Speaker Detection, Tracking & AI Summarization System
This project is a multimodal AI system focused on speaker detection, tracking, speech segmentation, transcription, and summarization. It uses MediaPipe Face Mesh to analyze facial landmarks and determine whether a detected person is speaking based on lip movement ratios. The system can identify active speakers in video, segment speaker-specific audio, transcribe speech using Whisper, and generate concise summaries using LangChain. It also supports YouTube videos and PDF documents, allowing users to extract and summarize content from multiple sources.
The Challenge
Long videos, meetings, lectures, and documents can be difficult to review manually. It is often time-consuming to identify who is speaking, extract speaker-specific content, transcribe the speech, and summarize the key points. Traditional summarization systems usually focus only on text or audio and do not combine visual speaker detection with NLP and LLM-based summarization.
The Solution
The solution combines computer vision and NLP into a single pipeline. MediaPipe Face Mesh detects facial landmarks and estimates speaking activity by analyzing lip movement ratios.
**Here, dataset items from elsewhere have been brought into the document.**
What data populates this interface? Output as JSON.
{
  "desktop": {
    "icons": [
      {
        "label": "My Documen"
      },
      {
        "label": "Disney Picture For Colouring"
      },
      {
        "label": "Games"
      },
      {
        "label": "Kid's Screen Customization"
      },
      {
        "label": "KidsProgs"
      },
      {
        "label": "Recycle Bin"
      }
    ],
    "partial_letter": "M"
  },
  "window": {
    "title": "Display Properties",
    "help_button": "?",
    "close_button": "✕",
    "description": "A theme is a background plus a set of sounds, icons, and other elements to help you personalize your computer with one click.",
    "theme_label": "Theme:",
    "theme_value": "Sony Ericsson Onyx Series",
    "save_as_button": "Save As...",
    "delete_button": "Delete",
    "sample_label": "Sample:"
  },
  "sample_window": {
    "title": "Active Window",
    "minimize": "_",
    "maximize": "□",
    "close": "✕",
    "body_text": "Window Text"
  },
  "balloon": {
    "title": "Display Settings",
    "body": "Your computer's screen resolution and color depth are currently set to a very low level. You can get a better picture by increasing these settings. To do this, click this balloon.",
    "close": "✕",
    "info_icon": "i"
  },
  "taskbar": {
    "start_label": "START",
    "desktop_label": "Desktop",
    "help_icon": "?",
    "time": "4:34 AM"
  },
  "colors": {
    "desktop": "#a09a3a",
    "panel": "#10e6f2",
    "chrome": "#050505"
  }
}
The system tracks active speakers, segments the related audio, transcribes it using Whisper, and passes the extracted text to LangChain for summarization. It also extends the same summarization workflow to YouTube videos and PDF documents.
Architecture
The system processes video input by extracting frames and detecting faces using MediaPipe Face Mesh. Lip landmark distances are calculated to determine speaker activity. Active speaker segments are mapped to audio portions, which are then transcribed using Whisper. The transcribed text is processed through LangChain to generate summaries. For YouTube links, the system extracts video content, and for PDF uploads, it extracts document text before summarization.